“Khedival Cairo” and “Historic Cairo” have become terms familiar to all with any knowledge of the culture and history of the Egyptian capital. They were coined by eminent professor of urban design Soheir Zaki Hawas, notably the author of the Encyclopaedia of Khedival Cairo: Identification and Documentation of Urban Architecture in Downtown Cairo (2002).
This seminal work, which establishes the boundaries and features of this part of the city, was the fruit of extensive research begun in 1996. It is one of the many contributions that Hawas has made to the study of Cairo’s architecture and for which she was awarded this year’s State Appreciation Award in Arts and Architecture.
The Encyclopaedia “came as a surprise to the government and experts in the field,” Hawas recalls. It went on to become a foundational work for legislation aiming to conserve this important part of Egyptian history and the urban environment as part of the nation’s cultural heritage.
The first legislation to protect Egypt’s unique urban heritage was adopted in 2004, resolving debates about identifying what is both old and architecturally unique and therefore meriting conservation. The legislation established the National Organisation for Urban Harmony (NOUH) and led to the inclusion of a chapter in Unified Building Law 119/2008 updating architectural regulations in urban areas.
It empowered the NOUH to identify areas, buildings, and establishments of unique architectural value and equipped it with the tools to delineate boundaries and set requirements for the preservation of this heritage. Hawas served on the technical committee of the NOUH, whose mission depended heavily on the research she undertook for the Encyclopaedia of Khedival Cairo.

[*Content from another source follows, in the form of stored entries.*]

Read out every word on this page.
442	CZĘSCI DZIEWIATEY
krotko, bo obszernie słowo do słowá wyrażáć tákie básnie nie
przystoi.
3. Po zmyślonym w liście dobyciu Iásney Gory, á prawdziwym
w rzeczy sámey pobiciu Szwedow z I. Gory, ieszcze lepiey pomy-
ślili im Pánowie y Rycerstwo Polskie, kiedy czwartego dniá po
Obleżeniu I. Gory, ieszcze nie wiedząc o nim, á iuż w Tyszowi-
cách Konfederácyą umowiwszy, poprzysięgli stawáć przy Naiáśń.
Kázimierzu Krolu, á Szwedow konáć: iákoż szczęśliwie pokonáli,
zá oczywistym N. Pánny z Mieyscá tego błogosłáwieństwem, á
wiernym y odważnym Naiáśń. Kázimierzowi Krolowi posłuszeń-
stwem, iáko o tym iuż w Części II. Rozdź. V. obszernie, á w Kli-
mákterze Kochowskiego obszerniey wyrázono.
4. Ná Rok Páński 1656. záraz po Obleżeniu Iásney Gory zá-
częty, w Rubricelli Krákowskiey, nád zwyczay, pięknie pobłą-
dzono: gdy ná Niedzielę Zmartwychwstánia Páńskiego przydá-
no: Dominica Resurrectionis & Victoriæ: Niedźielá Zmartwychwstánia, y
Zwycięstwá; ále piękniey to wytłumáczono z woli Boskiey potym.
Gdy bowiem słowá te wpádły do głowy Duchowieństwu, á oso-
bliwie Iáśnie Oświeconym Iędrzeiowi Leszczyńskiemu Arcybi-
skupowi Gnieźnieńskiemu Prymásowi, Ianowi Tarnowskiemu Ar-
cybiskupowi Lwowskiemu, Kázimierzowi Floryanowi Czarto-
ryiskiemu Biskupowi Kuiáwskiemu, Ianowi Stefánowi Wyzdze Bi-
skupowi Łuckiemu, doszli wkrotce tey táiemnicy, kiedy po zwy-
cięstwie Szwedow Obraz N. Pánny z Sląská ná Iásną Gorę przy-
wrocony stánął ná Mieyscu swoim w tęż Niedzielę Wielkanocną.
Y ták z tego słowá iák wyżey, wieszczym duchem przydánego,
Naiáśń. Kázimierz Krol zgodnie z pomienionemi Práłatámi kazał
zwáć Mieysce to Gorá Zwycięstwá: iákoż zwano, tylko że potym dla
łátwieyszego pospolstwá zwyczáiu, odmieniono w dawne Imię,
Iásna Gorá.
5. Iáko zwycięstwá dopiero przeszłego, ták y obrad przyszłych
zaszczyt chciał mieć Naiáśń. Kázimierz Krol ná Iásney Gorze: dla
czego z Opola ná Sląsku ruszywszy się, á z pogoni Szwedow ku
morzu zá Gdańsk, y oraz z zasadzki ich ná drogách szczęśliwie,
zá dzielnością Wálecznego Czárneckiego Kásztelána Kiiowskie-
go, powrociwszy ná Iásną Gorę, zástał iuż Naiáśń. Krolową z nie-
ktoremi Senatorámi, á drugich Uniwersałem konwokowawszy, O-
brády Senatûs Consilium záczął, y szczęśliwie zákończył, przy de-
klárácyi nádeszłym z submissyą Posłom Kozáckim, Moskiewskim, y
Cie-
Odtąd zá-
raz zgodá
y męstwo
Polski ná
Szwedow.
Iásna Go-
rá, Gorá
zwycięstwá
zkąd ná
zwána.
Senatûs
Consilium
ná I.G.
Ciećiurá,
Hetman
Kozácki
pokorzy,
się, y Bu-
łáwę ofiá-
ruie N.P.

Downtown Cairo often inspires nostalgia, but it can also trigger anger over sometimes ugly encroachments onto the façades of elegant buildings. Unsightly signs and billboards, non-harmonious architectural modifications, and unplanned changes in commercial activities have eroded the area’s sophisticated charm.
For these reasons, Hawas’ Encyclopaedia was greeted with pleasure by all lovers of Downtown Cairo and architecture buffs on its appearance in 2002. Today, social media often comes alive with before-and-after images of newly renovated buildings restored to their former elegance in the area. Hawas’ Encyclopaedia has entries on them all, detailing their history, date of construction, architects, owners, internal and external building materials, architectural style, and other such information.
On the basis of this vast database, former prime minister Ibrahim Mahleb appointed her to launch the Downtown Cairo Renovation Project that aimed to renovate and restore the façades of 200 buildings in the area between Ramses, Tahrir, and Ataba squares.
The expertise that Hawas has acquired through her academic work and applied activities have made her someone to look up to for the younger generations of Egyptian and Arab architects, for whom the lexicon of urban heritage has become a lingua franca.
“I have received many awards in Arab and European capitals,” Hawas told Al-Ahram Weekly. “But the recognition I have received in Egypt has given me a joy that exceeds all others. I had no idea that the Society of Egyptian Architects had nominated me for this Award. It came as such a surprise. But for me it was an important sign that I was headed in the right direction.
“When I was working on documenting the buildings of Khedival Cairo, all this invaluable heritage filled me with pride. I felt I was working with my own property,” she said.
But there are problems facing efforts to conserve the city’s architectural heritage. “These buildings are a form of national wealth, but, unlike antiquities, they are not owned by the state. They belong to the property owners, and they are still in use. This is why it is important that the owners and users of this valuable architectural heritage also feel a sense of pride and belonging,” Hawas said.
“This applies to urban areas all around the world. The urban heritage belongs to the society that owns and uses it. If societies do not recognise the value of what they possess, that value will depreciate.”
Hawas hopes the government will do more to help the occupants of historic buildings maintain and renovate them. She would like to see the introduction of regulations that would require the occupants to maintain the buildings and their facades in ways that use original materials and conform with an authentic style.
This would help support the owners of these buildings and save them from attempts to have them removed from the national heritage list, enabling their demolition and the sale of the land. Incentives are needed in order to persuade owners to conserve the buildings, she said.
Hawas’ definition of architecture is rooted in a particular philosophy. “Architecture is the mother of the arts. It combines rhythm, repetition, and harmony like in music, and proportions, materials, and their effects like in the plastic arts. When you design a building, you are creating a three-dimensional work of art. You need to look at it in several ways, from several perspectives, and from both the inside and the outside to fully appreciate the aesthetics of architecture.”
Time is a crucial criterion when it comes to architecture, she said. Time is not just about chronology or history. “It is the cumulative time between viewing the structure from the outside and then going inside to view it from the interior and appreciate its uses.”
“Architectural aesthetics also do not stop at style and façades. They include the ability of the exterior and interior designs to serve the intended use of the building. If a building is meant to be a hospital, the more the design facilitates how the users operate and function within the building, the more beautiful and comfortable it is. The same applies to designs for a school or university,” Hawas concluded.
*A version of this article appears in print in the 7 July, 2022 edition of Al-Ahram Weekly.